I’m currently leading a reading group at Phoenix Seminary on Charles Taylor’s A Secular Age. He is working to answer this question: why was belief in God the norm in 1500 and now it is not. It is now very acceptable to not believe in God. In 800 pages he endeavors to explain this history.
I’m working through his chapter on the immanent frame. I’ll share a few of my thoughts as I’m going along. Let me give some context. He is explaining how we come to hold our beliefs about matters like God, the self, the good. There is a background sense of the world that we have which then produces, or out of which grow, our beliefs. He is giving us an “origins” story about our beliefs and it does seem true that many of our beliefs are formed this way (unconsciously and uncritically).
But once we have our beliefs and are more conscious of them and their implications we can then critically analyze them. However we “got them,” we don’t have to keep them.
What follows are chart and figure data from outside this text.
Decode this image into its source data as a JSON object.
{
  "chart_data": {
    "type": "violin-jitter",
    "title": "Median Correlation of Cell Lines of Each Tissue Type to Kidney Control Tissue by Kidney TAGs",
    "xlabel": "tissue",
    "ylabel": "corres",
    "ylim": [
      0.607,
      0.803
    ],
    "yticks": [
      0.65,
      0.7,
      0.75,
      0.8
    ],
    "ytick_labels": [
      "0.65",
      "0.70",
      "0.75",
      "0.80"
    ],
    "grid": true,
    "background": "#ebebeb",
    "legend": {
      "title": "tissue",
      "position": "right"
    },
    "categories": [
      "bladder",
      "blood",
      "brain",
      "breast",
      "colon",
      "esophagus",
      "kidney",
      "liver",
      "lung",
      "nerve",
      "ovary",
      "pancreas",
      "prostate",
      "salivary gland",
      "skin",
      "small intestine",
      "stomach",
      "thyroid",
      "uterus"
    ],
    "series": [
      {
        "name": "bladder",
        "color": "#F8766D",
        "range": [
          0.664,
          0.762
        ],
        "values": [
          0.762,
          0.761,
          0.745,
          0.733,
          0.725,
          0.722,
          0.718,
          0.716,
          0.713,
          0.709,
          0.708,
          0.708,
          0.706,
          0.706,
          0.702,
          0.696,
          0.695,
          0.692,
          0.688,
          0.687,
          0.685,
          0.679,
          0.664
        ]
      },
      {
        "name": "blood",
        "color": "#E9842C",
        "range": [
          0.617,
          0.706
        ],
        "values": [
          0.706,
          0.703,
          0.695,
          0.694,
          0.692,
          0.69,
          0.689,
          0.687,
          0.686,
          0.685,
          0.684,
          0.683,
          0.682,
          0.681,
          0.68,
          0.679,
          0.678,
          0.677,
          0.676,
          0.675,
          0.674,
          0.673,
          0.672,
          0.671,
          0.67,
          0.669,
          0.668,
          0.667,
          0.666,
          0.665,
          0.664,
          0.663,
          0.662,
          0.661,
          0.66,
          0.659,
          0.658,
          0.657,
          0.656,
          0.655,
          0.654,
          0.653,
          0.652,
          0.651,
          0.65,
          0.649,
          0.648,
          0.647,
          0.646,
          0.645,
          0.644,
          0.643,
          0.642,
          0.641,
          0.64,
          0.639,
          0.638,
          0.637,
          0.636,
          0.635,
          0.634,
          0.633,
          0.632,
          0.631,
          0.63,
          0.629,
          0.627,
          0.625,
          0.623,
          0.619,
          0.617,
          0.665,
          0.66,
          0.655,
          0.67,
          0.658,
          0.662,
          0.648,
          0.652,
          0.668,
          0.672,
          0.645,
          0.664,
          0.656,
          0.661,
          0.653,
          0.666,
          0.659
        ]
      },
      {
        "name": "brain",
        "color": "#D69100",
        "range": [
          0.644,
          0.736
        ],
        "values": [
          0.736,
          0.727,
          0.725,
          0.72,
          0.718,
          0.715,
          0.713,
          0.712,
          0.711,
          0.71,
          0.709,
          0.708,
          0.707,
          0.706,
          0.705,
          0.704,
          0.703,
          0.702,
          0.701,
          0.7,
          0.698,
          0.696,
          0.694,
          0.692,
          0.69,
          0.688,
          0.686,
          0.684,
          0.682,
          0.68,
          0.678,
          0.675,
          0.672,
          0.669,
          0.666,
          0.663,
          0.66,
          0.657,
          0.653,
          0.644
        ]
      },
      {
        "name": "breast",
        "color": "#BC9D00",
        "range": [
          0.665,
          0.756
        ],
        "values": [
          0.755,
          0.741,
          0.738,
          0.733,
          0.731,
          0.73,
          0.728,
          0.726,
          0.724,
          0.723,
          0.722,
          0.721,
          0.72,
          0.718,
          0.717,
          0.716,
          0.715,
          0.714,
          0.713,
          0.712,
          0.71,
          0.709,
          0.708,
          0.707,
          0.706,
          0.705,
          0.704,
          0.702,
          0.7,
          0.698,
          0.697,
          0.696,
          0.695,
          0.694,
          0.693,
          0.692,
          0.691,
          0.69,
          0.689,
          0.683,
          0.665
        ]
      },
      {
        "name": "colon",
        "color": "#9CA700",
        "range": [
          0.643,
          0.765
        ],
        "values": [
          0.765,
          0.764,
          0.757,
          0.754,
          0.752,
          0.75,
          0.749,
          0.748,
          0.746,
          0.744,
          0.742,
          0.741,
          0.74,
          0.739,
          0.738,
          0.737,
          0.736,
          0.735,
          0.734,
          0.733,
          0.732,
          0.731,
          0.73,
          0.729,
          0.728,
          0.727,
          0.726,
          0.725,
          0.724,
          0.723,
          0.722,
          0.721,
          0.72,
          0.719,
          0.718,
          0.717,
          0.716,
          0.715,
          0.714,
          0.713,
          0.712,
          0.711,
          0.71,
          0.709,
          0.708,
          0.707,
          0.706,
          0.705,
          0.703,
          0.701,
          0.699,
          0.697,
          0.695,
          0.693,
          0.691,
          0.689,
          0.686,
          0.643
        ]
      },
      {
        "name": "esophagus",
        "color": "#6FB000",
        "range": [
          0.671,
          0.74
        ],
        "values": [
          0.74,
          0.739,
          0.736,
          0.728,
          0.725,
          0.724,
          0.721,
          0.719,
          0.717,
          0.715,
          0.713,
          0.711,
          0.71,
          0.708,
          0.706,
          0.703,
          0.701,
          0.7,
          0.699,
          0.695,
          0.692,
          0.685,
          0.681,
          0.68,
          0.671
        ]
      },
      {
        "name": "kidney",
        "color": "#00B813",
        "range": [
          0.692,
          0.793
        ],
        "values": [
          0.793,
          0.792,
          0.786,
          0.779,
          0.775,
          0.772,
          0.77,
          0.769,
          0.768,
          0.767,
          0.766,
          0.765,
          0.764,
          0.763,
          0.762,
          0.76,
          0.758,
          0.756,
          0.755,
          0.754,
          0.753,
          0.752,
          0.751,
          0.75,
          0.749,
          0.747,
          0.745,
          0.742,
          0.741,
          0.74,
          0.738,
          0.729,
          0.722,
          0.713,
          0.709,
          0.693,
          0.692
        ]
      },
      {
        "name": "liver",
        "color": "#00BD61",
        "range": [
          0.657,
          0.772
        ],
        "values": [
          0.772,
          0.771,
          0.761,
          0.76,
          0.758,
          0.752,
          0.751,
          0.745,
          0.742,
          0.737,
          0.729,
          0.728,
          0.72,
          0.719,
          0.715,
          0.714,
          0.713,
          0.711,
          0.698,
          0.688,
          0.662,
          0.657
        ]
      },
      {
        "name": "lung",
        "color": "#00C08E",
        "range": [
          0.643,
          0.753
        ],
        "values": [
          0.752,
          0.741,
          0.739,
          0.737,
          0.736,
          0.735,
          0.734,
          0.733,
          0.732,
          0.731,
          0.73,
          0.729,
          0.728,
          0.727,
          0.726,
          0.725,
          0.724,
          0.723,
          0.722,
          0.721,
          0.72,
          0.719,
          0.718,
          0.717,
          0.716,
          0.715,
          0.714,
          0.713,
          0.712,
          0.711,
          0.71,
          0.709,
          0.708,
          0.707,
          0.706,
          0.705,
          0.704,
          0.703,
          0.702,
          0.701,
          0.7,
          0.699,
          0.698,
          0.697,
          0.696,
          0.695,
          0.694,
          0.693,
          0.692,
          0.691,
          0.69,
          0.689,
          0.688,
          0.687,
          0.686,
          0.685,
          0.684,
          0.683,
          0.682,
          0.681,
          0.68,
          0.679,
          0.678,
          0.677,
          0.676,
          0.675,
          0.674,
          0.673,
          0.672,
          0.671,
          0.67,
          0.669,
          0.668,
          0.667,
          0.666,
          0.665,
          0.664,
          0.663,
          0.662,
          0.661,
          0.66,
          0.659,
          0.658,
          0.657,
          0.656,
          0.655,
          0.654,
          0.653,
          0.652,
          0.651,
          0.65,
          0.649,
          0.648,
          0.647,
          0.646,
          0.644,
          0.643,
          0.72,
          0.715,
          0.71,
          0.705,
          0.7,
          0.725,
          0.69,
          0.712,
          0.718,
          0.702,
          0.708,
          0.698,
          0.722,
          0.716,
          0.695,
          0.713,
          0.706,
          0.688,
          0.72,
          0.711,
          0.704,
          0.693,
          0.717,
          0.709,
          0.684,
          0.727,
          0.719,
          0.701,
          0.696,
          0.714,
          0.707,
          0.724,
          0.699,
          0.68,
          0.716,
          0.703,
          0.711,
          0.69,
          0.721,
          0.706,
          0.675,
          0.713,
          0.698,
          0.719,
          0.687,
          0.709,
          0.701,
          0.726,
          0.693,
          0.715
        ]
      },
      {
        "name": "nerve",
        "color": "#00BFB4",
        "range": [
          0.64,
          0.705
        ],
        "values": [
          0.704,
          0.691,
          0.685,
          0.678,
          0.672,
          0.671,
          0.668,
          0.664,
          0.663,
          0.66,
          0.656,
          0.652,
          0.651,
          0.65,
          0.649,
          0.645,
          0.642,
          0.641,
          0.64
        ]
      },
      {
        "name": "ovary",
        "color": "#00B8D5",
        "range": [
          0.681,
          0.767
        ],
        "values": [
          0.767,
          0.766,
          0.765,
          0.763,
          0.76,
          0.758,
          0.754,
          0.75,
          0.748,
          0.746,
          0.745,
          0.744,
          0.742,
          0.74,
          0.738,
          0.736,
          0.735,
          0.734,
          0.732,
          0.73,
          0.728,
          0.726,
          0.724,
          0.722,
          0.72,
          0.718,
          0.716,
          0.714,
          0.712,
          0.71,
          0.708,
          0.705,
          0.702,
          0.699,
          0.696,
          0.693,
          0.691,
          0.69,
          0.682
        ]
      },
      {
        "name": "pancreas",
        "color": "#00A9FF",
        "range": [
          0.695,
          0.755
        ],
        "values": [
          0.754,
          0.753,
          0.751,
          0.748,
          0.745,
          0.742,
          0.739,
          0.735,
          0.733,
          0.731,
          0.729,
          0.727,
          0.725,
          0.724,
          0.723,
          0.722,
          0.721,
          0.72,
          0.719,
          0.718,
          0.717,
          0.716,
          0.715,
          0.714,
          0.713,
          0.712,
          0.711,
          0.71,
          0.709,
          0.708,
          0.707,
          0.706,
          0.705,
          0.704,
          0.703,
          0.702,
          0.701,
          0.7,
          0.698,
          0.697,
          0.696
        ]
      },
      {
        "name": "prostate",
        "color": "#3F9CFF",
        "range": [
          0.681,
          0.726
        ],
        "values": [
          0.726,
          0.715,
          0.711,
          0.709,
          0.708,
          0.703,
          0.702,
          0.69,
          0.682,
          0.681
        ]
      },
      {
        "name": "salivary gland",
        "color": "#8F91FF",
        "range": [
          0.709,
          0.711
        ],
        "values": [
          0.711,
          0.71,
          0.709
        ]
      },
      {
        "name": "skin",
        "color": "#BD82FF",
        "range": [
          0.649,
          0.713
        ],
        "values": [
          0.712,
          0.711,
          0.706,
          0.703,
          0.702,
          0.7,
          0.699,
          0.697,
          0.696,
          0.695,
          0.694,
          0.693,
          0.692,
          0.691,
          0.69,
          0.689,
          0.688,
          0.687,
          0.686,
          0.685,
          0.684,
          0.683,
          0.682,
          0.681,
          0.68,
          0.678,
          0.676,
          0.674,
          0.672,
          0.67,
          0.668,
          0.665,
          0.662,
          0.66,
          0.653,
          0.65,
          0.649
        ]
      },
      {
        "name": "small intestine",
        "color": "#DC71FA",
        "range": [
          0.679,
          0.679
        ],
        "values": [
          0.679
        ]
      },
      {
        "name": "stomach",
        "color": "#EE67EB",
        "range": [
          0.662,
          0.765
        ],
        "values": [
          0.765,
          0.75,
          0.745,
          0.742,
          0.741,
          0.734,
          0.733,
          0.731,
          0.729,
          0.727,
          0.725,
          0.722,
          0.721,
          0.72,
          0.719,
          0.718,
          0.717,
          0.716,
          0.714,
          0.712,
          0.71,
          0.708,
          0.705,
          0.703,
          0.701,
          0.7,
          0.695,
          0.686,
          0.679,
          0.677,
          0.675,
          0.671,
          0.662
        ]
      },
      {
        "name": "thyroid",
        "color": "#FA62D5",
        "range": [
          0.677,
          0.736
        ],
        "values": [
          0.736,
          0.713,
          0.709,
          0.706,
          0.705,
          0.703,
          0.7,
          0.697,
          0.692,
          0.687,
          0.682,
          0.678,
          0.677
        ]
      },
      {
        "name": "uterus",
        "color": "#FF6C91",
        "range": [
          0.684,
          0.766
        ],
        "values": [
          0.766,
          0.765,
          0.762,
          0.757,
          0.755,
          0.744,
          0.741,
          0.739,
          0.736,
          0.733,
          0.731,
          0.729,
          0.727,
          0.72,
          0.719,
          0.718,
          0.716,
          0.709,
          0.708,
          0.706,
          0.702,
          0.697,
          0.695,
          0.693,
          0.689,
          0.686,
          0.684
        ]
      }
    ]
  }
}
Let me give an example from Taylor.
He says that an understanding of his “immanent frame” can go one of two ways. It can be open or closed. It can be open in that there is more than the immanent frame, there is something transcendent. Or it can be closed and this is all there is. Which way a person goes has to do with these background sensibilities.
That description might be true. Even if it is, it doesn’t tell us which view is true. Is there anything transcendent? The belief that the immanent frame is closed is the belief that “all is one.” We can use reason to analyze this claim. It is to say “nothing is transcendent,” or more specifically, “all is eternal.” I have posted lectures here arguing that not all is eternal, only some is eternal. That “closes” the “closed” view to us.
So however we got our beliefs, whatever other sensibilities we have, irregardless of our preferences about the matter, we can lead the examined life. We can critically analyze the claim that “all is one,” or “all is eternal” for meaning and truth. That’s where philosophy begins.